We read with great interest the article in which Wolny et al1 concluded that moderately increased body mass index (BMI) is associated with improved survival post percutaneous coronary intervention (PCI). We strongly agree with their opinions.
The prevalence of obesity has dramatically increased not only in developed countries but also in developing countries, and it has become a social problem worldwide. Accumulating longitudinal studies have suggested that obesity is an independent predictor of coronary artery disease, whereas it was also reported that BMI was inversely correlated with mortality in coronary artery disease patients. This led to the proposal of the concept called the “obesity paradox,” about which there are not yet any definite conclusions.
Recently, we reported that patients undergoing PCI with malignancy (history or current status) had significantly higher rates of adverse cardiovascular events but might not have the conventional prognostic factors2. The reason conventional prognostic factors do not apply in the malignant disease group is not clear, but the following reasons can be suggested. Because malignant diseases and atherosclerotic diseases share certain risk factors, it would be reasonable to expect malignant disease patients to have atherosclerotic diseases. Furthermore, malignant diseases and atherosclerosis lesions are both characterised by inflammation. We have already reported that the combination of malignancy and high high-sensitivity C-reactive protein level has been associated with significantly higher incidences of cardiovascular events3. Thus, we speculate that local malignancies increase vascular wall inflammation by increasing the levels of various inflammatory cytokines and that this circulatory inflammation causes progressive arteriosclerosis. Hence, one possibility as to why conventional prognostic factors do not apply to the malignant disease group is that malignancy itself might be a residual risk factor for cardiovascular events. Although Wolny et al stated that patients diagnosed with cancer were not included in most stent trials, three of the 13 clinical studies mentioned excluded current or planned chemotherapy for malignancy.

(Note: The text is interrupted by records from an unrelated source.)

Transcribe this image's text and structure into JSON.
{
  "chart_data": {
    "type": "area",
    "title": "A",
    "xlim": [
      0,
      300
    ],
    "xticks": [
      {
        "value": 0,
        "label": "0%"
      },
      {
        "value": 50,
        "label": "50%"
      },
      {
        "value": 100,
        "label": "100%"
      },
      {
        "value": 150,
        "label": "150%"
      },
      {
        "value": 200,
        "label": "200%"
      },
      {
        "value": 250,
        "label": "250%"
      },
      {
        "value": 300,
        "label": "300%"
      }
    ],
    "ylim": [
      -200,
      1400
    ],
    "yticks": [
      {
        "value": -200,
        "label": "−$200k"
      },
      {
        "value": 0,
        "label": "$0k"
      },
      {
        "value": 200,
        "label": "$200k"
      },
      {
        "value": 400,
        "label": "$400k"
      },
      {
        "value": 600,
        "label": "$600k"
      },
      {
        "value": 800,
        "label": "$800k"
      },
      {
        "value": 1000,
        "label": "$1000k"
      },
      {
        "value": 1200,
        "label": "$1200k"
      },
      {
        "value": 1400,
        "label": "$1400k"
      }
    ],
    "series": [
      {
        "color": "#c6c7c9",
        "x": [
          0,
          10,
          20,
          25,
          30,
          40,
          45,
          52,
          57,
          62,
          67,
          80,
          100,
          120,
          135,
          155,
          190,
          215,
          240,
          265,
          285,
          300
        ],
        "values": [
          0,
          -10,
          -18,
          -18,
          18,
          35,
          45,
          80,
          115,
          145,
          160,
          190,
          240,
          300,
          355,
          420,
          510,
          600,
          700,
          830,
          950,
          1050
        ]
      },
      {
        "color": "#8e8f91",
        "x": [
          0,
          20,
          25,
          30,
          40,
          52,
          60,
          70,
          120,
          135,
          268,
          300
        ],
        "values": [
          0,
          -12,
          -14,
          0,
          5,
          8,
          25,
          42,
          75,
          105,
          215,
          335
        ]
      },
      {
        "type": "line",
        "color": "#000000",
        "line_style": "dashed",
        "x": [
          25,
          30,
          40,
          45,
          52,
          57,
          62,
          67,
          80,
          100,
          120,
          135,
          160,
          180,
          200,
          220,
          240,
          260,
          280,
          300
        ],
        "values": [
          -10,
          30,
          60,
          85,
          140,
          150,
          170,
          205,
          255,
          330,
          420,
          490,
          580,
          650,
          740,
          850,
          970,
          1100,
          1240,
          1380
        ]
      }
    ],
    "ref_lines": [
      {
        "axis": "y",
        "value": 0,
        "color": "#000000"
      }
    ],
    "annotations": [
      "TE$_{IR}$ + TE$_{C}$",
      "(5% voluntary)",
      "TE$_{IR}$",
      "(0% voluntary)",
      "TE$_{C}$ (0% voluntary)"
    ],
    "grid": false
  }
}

Finally, we believe that the “discrepancy over the obesity paradox” may underlie the presence or absence of malignant diseases. Incorporating the presence or absence of malignancy into the results shown by Wolny and colleagues may provide a mechanism for the discrepancy over the obesity paradox.
Acknowledgements
We thank the paramedical staff and clinical secretaries for their support with this work.
Conflict of interest statement
The authors have no conflicts of interest to declare.